Maraş Katliamı unutturulamaz

23-24 Aralık 1978'de faşistler ve gericiler Maraş Katliamı'nı gerçekleştirdi. Resmi rakamlara göre 111 kişi öldürüldü.

Ülkemiz yakın tarihinin karanlık günlerinden biri olan Maraş katliamı 29'ıncı yılında da unutulmadı. Katliamın yıldönümü nedeniyle Alevi Bektaşi Federasyonu adına Genel Başkan Turan Eser tarafından bir açıklama yapıldı. Açıklamada olaylar öncesinde “Kontrgerilla ve ırkçı paramiliter emperyalist uşakların çabalarıyla, yüzyıllarca barış içinde yaşayan aynı ülkenin vatandaşları arasına kin ve nefret tohumları atılarak birbirlerine düşman edildi” ifadelerine yer verildi. Alevi inancına sahip kişilerin katledilmesi ile sonuçlanan bu provokasyonun ırk, din, mezhep bölücülüğü üzerine siyaset kurgulanması anlamına geldiğine dikkat çekilirken, bu siyasetin bir insanlık suçu olduğu üzerinde duruldu.
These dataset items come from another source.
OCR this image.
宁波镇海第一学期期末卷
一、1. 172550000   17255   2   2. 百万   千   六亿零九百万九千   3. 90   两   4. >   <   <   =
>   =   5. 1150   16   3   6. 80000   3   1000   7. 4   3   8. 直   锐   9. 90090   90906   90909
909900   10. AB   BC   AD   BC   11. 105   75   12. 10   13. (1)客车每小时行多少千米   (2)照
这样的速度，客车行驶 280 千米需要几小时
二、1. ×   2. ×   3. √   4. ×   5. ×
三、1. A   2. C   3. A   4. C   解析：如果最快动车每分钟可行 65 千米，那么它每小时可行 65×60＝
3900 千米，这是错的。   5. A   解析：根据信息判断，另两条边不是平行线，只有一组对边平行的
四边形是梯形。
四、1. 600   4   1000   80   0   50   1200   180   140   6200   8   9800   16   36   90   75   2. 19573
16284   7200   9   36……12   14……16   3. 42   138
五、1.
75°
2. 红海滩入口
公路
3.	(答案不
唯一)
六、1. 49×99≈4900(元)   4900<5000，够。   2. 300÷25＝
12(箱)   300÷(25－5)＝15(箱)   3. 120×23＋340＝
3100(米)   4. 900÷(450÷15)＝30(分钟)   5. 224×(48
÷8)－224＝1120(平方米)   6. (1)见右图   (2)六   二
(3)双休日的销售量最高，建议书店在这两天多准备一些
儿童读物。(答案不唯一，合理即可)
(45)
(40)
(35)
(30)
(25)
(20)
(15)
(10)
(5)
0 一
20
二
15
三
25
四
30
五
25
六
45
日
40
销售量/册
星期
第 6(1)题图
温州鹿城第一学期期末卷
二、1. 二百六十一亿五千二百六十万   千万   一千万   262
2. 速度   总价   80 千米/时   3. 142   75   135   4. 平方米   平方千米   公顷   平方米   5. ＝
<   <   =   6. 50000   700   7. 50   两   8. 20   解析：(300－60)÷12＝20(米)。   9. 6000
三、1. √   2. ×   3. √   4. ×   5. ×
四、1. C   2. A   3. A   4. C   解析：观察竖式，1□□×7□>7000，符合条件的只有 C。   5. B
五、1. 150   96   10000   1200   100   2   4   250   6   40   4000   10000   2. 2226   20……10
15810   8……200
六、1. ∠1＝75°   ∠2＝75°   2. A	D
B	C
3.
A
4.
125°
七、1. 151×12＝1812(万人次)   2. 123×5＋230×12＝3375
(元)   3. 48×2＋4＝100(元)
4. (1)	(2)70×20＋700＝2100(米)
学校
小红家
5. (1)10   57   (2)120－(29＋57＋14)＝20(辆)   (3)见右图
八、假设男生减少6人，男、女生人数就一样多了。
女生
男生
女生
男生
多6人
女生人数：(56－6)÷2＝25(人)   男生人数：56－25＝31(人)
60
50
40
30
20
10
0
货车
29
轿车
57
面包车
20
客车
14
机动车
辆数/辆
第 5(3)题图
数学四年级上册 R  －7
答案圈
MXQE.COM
Dünyanın gözü önünde gerçekleşen bu katliamın sorumlularının cezalandırılmadığını da belirten Federasyon siyasi iktidarların bu yüzleşmeden hep kaçtığını vurguladı. “Tanıklığını yaptığımız tarih, bize, unutmanın ihanet olduğunu defalarca gösterdi. Çorum, Maraş, Sivas, İstanbul- Gazi/Ümraniye katliamlarının gelişimine, tahrikçilerine; devlet güçlerinin kabul edilemez tutumuna ve gelinen zihinsel-örgütsel, siyasi aşamaya baktığımızda, değil unutmak, bir an dahi göz ardı etmemek gerektiğini ürpererek fark ettik ve unutmanın, 'yeniden yaşamakla' eşdeğer olduğunu gördük! Bu nedenle nereden gelirse gelsin ve kimi; hangi kesimi hedeflerse hedeflesin; hiçbir katliamı, katliam yapanları, destekçilerini, koruyup-kollayanlarını unutmadık, unutmayacağız ve unutturmayacağız” dendi.

Federasyon, katliamın yıldönümü nedeniyle Çorum, Maraş, Sivas ve benzer olayların tümünde, "camilerin birileri tarafından yakıldığı" yalanının kullanıldığını belirtirken, katliamlarda iki benzerlik daha olduğuna değindi. Buna göre; olayların tamamında devlet memuru sıfatıyla "görev" yapan ve Diyanet kadrolarında bulunan din adamlarının halkı (cemaati) tahrik ederken, emniyet mensuplarının olayı bertaraf etmek yerine, saldırganlardan yana taraf oldular.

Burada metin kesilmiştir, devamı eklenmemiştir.